The solemn tones of “Amazing Grace” rose over the gathering crowd in front of the Darwin R. Wales Center, as the campus community gathered for the 16th annual Sept. 11 Remembrance ceremony.
The morning mist burned off as bagpiper Rich Maloney played, unveiling the clear blue skies of September – skies that were familiar to all those who remember that fateful day, when terrorist attacks struck the World Trade Center, the Pentagon and a field in Shanksville, Pennsylvania.
Not that many SUNY Broome students would remember: Many were just toddlers when the attacks occurred, although they grew up in a world shaped by their aftermath, SUNY Broome President Kevin E. Drumm acknowledged.
First-responders and elected officials joined the SUNY Broome Administration, faculty, staff and students for the annual memorial ceremony, which continues to draw a crowd.
For many young Hornets, 9/11 has become a historic event – similar to how previous generations viewed the attack on Pearl Harbor, Dr. Drumm pointed out. Like Pearl Harbor, 9/11 led the nation to war – in Afghanistan and Iraq, and the worldwide fight against terrorism, including within our own borders. These conflicts continue to this day.
“We continue to be deeply grateful to all of our servicemen and women, who risk their lives every day to fight terrorism in our increasingly volatile world,” President Drumm said.
While today’s students may not have endured the “duck and cover” drills of previous generations, they too face a world with renewed threats of nuclear war, this time from North Korea. They have also grown up in a world where schools have lock-down drills in preparation for active shooters – domestic terrorism, in short.
“In many ways, today’s young people have had to be more resilient and more ready to face an uncertain future,” Dr. Drumm said.
While it can be easy to focus on the darkness, it’s just as important to focus on the moments of duty and compassion that tragedies spawn, the impulse to help one another that is among the greatest motivators for both Americans and humanity as a whole, Dr. Drumm said. That includes the first-responders bravely facing the flames on 9/11 and all those agencies and individuals who came together to save lives and comfort the loved ones of the lost.
In fact, we’re still pulling together as Americans. Just as Upstate emergency services personnel headed downstate to help out in the aftermath of 9/11, New Yorkers have headed west to aid Houstonians impacted by the massive flooding there.
SUNY Broome and other community colleges also have a particular role to play: training the first-responders of tomorrow. Most first-responders across the country have received their training from community colleges, President Drumm pointed out.

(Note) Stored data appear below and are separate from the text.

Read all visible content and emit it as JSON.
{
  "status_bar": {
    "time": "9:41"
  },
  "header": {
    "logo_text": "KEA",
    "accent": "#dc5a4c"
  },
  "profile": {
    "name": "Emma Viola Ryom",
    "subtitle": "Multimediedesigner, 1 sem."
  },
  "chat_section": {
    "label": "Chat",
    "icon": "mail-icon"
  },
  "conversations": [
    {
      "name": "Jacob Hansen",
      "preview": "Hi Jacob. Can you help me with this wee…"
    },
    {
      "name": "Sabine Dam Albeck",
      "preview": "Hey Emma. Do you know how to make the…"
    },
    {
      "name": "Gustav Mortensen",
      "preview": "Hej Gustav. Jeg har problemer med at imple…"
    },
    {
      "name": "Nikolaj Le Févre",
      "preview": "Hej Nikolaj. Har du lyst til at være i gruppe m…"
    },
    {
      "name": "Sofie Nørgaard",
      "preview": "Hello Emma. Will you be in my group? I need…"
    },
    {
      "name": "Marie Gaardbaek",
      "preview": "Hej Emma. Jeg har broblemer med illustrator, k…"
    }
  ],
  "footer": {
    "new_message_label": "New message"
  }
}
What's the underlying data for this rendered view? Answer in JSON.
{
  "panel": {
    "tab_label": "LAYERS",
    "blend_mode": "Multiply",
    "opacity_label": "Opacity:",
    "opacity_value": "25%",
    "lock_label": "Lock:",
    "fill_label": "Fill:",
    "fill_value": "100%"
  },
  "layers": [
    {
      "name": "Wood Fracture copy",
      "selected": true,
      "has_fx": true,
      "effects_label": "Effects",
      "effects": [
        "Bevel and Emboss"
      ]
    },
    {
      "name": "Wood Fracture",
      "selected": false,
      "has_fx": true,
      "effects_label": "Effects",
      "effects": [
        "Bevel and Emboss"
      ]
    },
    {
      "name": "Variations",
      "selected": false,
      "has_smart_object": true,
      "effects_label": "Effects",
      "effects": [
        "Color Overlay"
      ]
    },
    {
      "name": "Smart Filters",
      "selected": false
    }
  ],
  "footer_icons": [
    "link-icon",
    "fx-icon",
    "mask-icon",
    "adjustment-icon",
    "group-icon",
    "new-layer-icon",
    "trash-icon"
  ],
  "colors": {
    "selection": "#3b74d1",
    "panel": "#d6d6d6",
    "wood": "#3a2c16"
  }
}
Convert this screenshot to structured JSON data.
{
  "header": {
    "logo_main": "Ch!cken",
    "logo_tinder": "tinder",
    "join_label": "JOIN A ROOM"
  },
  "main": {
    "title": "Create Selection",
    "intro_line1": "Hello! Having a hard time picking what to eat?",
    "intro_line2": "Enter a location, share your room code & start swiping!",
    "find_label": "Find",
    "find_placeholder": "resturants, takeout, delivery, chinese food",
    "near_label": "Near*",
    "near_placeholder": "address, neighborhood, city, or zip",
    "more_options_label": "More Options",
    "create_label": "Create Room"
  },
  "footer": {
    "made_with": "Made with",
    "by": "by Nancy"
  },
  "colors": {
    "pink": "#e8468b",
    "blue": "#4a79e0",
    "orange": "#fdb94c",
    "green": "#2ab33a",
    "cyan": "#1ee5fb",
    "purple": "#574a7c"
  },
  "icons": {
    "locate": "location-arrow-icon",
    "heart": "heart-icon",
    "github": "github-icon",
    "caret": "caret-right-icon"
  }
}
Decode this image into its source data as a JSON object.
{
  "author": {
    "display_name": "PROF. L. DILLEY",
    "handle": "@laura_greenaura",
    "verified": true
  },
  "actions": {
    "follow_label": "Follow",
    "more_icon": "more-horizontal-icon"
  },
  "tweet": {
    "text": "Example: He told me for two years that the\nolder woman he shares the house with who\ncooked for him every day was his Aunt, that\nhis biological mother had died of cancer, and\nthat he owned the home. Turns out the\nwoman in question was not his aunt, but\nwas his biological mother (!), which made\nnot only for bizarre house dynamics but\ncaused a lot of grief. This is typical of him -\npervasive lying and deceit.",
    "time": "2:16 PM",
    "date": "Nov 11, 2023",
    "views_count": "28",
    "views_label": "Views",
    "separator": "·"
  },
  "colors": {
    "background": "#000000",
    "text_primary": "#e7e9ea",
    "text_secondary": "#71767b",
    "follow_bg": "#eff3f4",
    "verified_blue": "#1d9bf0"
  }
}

On 9/11, race, religion, political party – none of the usual dividing lines mattered, remembered Broome County Executive and SUNY Broome alumnus Jason Garnar. We were all simply Americans, coming together to help – an impulse seen whenever disaster strikes, from local snowstorms to terrorism.
“We should never forget the spirit we had in this country that day. For a long time, we were unified,” Garnar said. “We should have that type of unity each and every day, not just when tragedy strikes.”